Сколько прошло времени - там? И что я должен сделать здесь, прежде
чем уйти? Я не в силах отделить свое "я" от этого эмгэбэшника, но сделать
я (он? мы?) что-то могу?
Сил не было, и опять возникло ощущение, будто чьи-то ладони
поддерживают меня. Теплые ладони, я лежал на них, погрузился в них по
самые плечи, я чувствовал даже, как изгибаются на этих ладонях линии жизни
и судьбы, знакомо изгибаются, но вспомнить не мог. И тогда я быстро
записал в протоколе допроса некие слова, не очень понимая их смысл, но
точно зная цель - сделать так, чтобы Мильштейн вышел. Что-то я должен был
сделать, пока меня поддерживали ласковые ладони, и я писал быстро, а потом
захлопнул папку и кинул ее в ящик стола, будто гранату с выдернутой чекой.
Я встал. Ладони подтолкнули меня, подбросили, словно легкий мячик, и
забыли подхватить. Я начал падать и, чтобы не упасть, схватился что было
сил за шнур, который натянулся струной и неожиданно лопнул.
С грохотом. Со вспышкой Сверхновой. И я понял: путь завершен.
ПАТРИОТ
И понял, что проиграл. Вчера на сборище столичных психов я чувствовал
себя королем. Слушал, что они болтали о своих способностях, сами себя
накачивали, у них горели глаза и мысли, а мне было смешно и противно,
потому что почти все они врали. Среди них было лишь два человека, которые
что-то умели, и странно, что один оказался евреем. Я никогда не любил эту
нацию. Логика тут ни при чем. Это подсознательное. А подсознание не
обманывает - оно лучше знает, что нужно делать, к чему стремиться, кого
любить и кого ненавидеть. Логика вторична, она пользуется знаниями,
интуиция - главное, она использует еще и то, что человек не удосужился
понять, а может, и не поймет никогда. И если интуиция подсказывает, что
еврею нельзя доверять, то логика всегда найдет этому массу подтверждений.
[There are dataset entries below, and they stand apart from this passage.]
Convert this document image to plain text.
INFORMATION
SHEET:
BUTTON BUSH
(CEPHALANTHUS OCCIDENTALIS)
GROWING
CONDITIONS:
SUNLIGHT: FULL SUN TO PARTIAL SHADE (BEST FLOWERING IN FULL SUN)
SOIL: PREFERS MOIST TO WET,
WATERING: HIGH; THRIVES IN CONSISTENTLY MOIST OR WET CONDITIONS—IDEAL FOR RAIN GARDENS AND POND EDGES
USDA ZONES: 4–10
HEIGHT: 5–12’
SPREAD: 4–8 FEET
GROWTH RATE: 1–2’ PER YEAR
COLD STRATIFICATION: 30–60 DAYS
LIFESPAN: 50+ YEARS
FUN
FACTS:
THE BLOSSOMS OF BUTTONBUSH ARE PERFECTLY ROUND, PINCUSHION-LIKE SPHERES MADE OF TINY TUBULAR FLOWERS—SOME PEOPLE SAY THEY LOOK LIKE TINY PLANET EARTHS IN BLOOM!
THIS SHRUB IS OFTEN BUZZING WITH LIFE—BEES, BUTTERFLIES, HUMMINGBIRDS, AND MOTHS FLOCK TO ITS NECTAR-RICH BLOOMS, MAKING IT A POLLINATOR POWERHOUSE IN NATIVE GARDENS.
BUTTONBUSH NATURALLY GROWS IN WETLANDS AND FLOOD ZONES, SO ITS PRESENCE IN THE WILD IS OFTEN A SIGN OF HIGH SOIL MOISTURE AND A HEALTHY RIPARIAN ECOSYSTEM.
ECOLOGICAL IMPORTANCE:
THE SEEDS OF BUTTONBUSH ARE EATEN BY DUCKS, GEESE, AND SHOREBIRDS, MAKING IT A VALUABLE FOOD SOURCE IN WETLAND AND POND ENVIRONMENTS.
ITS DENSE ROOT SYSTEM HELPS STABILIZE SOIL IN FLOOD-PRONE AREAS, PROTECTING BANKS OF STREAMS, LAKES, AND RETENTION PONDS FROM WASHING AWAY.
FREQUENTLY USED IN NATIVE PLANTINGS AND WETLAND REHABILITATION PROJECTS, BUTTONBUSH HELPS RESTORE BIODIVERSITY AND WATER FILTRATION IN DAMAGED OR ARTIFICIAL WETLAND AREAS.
Достаточно мне было посмотреть в глаза этому Лесницкому, и мне стало
противно. Такой он был прилизанный, такой... тухлый, от него разило чужим,
и я, не рассуждая (интуиция избавляет от этой необходимости), внушил ему
связь со мной, это оказалось нетрудно, мозг его во время выступления
открылся, как контейнер под погрузкой. Так вот тебе...
Это было вчера. А сегодня я проиграл, потому что ровно в десять,
когда я, мысленно усмехаясь, приготовился к последнему удару, передо мной
возникло лицо этого человека, которое приближалось подобно снаряду и
ударило меня, отшвырнув к стене, и все смешалось, и родился ужас животный,
невозможный ужас перед чем-то, чего на самом деле не существовало. Я
барахтался, я дрался изо всех сил - и проиграл.
ЧЕЛОВЕК МИРА
Мы этого не ожидали. Хотя я мог бы и догадаться. Так, блуждая по
глухому лесу, перебираясь через завалы, то и дело теряя неразличимую
тропинку, разве в конце изнурительной дороги не возвращаемся ли мы чаще
всего в ту же точку, откуда вошли в чащу? Что ж, разве не каждый из нас -
верный враг самому себе?
Впрочем, это лишь слабая попытка описать простыми словами то, что я
испытал, когда путь завершился, и я с разгона, не успев затормозить
инерцию движения собственного сознания, ворвался в мозг Патриота, сразу
поняв, что никуда на самом деле и не двигался, что, перемещаясь в
многомерии Мира, я только познавал сам себя - да и могло ли быть иначе?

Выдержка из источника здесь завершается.